Sharon Mitchell est née le 18 janvier 1961 dans le New Jersey, aux États-Unis. Très tôt, elle montre un tempérament indépendant et une curiosité qui la poussent à explorer des univers souvent fermés. Adolescente, elle quitte sa famille pour Los Angeles, où elle travaille dans des petits boulots avant de croiser le chemin d’un photographe qui la convainc de poser nue. Ce déclic marque le début d’un parcours hors norme où l’intime et le professionnel se confondent.
Au début des années 1980, Sharon Mitchell fait ses premiers pas dans le cinéma pornographique. Elle devient rapidement l’une des actrices les plus reconnaissables du métier, tournant avec les plus grands studios américains. Son physique naturel et son aisance devant la caméra lui valent une notoriété qui dépasse les frontières du genre. Elle tourne plus de deux mille films, mais cette exposition a aussi un coût : dépendance aux substances, relations toxiques et une exposition constante aux risques sanitaires.

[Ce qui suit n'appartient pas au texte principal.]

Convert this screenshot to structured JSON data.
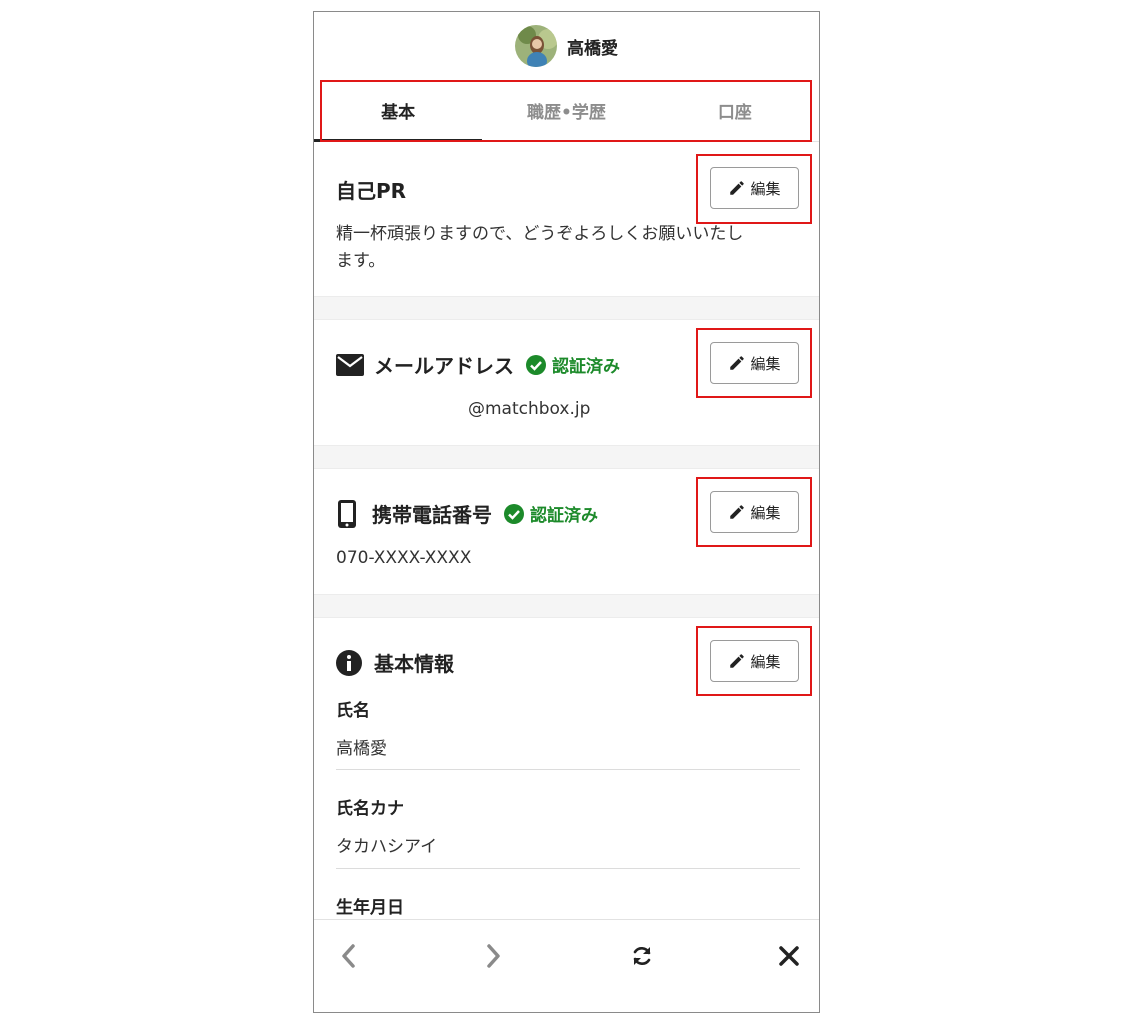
{
  "header": {
    "user_name": "高橋愛",
    "avatar_icon": "avatar-photo"
  },
  "tabs": [
    {
      "label": "基本",
      "active": true
    },
    {
      "label": "職歴•学歴",
      "active": false
    },
    {
      "label": "口座",
      "active": false
    }
  ],
  "edit_label": "編集",
  "self_pr": {
    "title": "自己PR",
    "text_line1": "精一杯頑張りますので、どうぞよろしくお願いいたし",
    "text_line2": "ます。"
  },
  "email": {
    "title": "メールアドレス",
    "icon": "envelope-icon",
    "status": "認証済み",
    "value": "@matchbox.jp"
  },
  "phone": {
    "title": "携帯電話番号",
    "icon": "mobile-phone-icon",
    "status": "認証済み",
    "value": "070-XXXX-XXXX"
  },
  "basic_info": {
    "title": "基本情報",
    "icon": "info-icon",
    "fields": [
      {
        "label": "氏名",
        "value": "高橋愛"
      },
      {
        "label": "氏名カナ",
        "value": "タカハシアイ"
      },
      {
        "label": "生年月日",
        "value": ""
      }
    ]
  },
  "bottom_nav": {
    "icons": [
      "back-arrow-icon",
      "forward-arrow-icon",
      "refresh-icon",
      "close-icon"
    ]
  },
  "colors": {
    "verified": "#1c8a2a",
    "highlight": "#e01818",
    "active_tab": "#222222",
    "inactive_tab": "#8d8d8d"
  }
}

À la fin des années 1990, après avoir contracté le virus du sida et frôlé la mort, Sharon Mitchell décide de rompre avec son passé. Elle se sevre, reprend des études et obtient un doctorat en sexologie clinique à l’Institute for Advanced Study of Human Sexuality. Cette formation lui permet de comprendre les mécanismes psychologiques et physiologiques qui régissent son ancien métier. Elle commence alors à consulter des professionnels du X, les aidant à gérer les traumatismes, les addictions et les maladies sexuellement transmissibles.
Sharon Mitchell devient une figure centrale de la prévention dans l’industrie pour adultes. Elle fonde la Adult Industry Medical (AIM) Healthcare Foundation, une clinique destinée aux travailleurs du sexe, offrant dépistages gratuits, suivi psychologique et conseils juridiques. Pendant plus d’une décennie, elle se bat pour que les acteurs aient accès à des soins dignes et à des informations fiables sur le VIH. Son expérience personnelle – celle d’avoir survécu à la maladie – la rend crédible et écoutée dans un milieu souvent fermé.
Aujourd’hui, Sharon Mitchell continue d’enseigner et de conseiller. Elle intervient dans des universités et des conférences sur la santé sexuelle, partageant sans tabou son histoire. Elle affirme ne pas regretter son parcours, mais insiste sur la nécessité de protéger les plus vulnérables. Sa vie est un exemple de résilience : de l’extrême marginalisation à la reconnaissance académique, elle a su transformer une carrière controversée en un engagement humanitaire concret.